Case Study
Death to Phishing
What happens after a phishing attack? Here's one midsize bank's phishing incident response plan.
By Sarah D. Scalet
Denouement
By whatever means, the phishing site eventually comes down. Then all that's left is the reporting.
Brandimensions burns a compact disc with information about the phish, including screen shots, and gives it to Bank XYZ. The bank then passes the information on to the FBI, which looks for patterns or anomalies in the attacks. (Through Miller, the FBI agent assigned to Bank XYZ declined to comment for this story.)
Technically, national banks are also supposed to report incidents involving spoofed websites to the Treasury Department's Office of the Comptroller of the Currency, in the form of a suspicious activity report, or SAR. Miller won't publicly comment on SARs at all, even anonymously. She'll only say that the bank reports phishing attacks to appropriate regulatory agencies.

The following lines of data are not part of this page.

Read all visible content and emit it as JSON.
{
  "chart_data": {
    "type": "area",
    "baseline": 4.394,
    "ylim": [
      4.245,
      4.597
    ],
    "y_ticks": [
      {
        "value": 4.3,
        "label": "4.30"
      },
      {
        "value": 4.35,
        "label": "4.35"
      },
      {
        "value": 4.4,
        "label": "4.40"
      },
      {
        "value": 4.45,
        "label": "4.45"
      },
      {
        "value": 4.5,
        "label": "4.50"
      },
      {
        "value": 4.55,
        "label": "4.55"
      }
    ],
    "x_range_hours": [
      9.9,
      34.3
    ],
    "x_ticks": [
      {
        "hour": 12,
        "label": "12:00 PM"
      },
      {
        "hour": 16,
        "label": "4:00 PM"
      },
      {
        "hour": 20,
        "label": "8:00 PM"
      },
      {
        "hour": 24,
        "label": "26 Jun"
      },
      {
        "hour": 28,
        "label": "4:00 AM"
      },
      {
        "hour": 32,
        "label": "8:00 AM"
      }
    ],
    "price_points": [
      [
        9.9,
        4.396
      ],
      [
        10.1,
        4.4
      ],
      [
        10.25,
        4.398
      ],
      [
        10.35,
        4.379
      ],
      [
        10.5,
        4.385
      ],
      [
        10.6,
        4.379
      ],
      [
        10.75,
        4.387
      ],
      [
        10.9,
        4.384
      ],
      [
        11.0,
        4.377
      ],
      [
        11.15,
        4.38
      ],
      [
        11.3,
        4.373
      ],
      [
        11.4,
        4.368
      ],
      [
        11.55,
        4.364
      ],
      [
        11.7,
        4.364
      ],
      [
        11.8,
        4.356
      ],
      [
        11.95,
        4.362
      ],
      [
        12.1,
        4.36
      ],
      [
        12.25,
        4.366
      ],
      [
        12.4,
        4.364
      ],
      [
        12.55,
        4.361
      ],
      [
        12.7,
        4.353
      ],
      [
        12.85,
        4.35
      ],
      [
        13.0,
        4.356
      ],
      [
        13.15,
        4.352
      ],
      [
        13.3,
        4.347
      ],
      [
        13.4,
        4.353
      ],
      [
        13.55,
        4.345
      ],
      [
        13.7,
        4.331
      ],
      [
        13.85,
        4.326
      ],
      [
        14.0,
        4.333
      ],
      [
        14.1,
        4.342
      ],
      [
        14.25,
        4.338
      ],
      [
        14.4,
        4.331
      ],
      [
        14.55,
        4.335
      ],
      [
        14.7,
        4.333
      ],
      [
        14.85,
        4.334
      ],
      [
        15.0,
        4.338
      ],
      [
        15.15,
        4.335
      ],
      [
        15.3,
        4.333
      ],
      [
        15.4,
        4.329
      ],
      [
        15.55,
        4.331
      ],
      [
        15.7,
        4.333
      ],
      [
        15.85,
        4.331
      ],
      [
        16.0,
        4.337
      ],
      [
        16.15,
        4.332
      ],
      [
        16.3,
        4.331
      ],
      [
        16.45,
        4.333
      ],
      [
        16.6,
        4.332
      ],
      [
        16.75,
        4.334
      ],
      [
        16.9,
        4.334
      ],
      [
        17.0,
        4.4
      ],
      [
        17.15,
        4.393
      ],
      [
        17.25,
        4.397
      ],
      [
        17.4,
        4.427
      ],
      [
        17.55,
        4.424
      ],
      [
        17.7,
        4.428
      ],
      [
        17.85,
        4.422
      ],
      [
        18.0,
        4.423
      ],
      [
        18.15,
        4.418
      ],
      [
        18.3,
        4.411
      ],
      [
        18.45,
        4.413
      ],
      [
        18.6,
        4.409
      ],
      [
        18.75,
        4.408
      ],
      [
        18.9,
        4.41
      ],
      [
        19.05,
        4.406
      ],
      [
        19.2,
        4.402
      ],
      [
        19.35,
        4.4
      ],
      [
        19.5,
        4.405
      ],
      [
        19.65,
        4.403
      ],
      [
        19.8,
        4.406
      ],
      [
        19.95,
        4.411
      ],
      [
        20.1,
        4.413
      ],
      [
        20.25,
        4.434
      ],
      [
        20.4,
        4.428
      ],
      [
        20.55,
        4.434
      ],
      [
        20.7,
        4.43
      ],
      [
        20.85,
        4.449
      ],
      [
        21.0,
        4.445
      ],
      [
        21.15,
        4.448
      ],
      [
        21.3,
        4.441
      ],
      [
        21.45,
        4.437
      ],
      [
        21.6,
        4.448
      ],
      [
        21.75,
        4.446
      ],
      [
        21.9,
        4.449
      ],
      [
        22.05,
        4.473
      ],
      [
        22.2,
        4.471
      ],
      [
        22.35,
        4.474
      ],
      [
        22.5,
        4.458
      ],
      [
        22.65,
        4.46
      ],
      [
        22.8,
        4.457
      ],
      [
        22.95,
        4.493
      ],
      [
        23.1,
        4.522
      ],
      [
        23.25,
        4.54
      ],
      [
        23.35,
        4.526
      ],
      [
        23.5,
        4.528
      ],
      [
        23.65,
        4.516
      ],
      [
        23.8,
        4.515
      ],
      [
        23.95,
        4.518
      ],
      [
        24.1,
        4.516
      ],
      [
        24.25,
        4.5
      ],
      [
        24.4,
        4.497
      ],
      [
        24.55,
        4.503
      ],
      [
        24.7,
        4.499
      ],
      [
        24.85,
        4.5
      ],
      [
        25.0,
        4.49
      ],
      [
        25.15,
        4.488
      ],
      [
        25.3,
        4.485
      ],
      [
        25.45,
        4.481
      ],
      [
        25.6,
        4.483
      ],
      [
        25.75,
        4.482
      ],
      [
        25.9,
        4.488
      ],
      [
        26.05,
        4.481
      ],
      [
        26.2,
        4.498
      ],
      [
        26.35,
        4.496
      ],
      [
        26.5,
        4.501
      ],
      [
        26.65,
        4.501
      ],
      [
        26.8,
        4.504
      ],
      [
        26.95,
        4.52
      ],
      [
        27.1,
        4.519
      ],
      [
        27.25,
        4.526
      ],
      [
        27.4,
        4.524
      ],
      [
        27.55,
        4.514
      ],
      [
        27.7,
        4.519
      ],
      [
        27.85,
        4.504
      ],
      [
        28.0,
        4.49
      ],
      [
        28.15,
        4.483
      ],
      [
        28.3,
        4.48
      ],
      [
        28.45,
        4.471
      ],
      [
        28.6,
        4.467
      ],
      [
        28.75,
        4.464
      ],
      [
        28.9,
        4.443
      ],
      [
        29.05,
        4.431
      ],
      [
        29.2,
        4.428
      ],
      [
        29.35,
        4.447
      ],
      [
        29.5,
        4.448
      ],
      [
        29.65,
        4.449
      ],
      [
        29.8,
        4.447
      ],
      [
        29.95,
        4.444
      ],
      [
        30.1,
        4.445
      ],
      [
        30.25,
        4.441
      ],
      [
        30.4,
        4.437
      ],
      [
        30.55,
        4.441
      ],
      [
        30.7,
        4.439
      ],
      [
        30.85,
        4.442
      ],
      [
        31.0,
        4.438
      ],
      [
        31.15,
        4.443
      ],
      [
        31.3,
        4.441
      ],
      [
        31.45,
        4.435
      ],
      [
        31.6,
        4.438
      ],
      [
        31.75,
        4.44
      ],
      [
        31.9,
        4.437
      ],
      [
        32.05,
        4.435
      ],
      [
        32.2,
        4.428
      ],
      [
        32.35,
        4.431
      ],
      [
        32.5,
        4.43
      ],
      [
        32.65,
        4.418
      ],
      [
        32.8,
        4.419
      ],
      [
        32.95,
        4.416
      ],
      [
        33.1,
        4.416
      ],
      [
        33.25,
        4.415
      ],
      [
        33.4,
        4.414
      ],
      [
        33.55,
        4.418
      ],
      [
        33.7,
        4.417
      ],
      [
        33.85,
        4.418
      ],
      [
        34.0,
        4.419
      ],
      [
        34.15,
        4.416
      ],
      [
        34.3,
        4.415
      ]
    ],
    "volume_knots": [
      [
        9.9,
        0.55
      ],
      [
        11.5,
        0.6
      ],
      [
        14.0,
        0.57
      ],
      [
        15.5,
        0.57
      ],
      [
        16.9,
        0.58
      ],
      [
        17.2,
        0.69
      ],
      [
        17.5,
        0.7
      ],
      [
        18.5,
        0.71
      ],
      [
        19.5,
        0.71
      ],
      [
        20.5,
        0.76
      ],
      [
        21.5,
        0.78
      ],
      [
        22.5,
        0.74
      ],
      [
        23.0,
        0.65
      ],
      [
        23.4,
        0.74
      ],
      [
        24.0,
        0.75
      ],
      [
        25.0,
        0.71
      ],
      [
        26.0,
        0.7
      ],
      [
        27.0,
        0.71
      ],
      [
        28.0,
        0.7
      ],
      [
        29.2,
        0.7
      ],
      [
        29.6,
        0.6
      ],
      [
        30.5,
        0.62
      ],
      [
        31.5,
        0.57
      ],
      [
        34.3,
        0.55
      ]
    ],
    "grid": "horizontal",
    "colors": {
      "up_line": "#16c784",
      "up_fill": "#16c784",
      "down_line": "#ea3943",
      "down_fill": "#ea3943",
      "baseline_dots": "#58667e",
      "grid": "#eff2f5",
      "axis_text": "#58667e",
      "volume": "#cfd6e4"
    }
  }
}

Within the bank, Miller reports to business lines about monthly fraud losses. Meanwhile, a cross-departmental team helps educate customer-facing employees and works with public affairs on customer education. It's a many-fronted battle in a war that's far from won.
Now that the ATMs have been hardened, phishers are going after online banking log-ons instead, and using the account access to do fraudulent fund transfers. There are also mounting concerns that if customers stop giving up information voluntarily, the phishers will start taking it instead, with technical approaches such as pharming. Fraudsters are an opportunistic lot. Banks are just trying to stay no more than a few steps behind.
But for now, at least, when a new attack targets Bank XYZ, the CISO is surprised for entirely different reasons than on that first chaotic day. "Today I came in and had a voice mail that we had a phish," says Williams, 367 days after that first ugly scene. "I was like, Oh, we haven't had one of those in a while." There's not much he has to do about it, either. There are no tense conference calls where people are asking for basic definitions. Everyone knows his or her job.
"We have confidence in the incident response process," Williams says. "We defined how it should go, and it started working. And once you have a way to manage it, it no longer requires the CISO's involvement." The death of a phish doesn't need to be extraordinary. It's just in a day's work.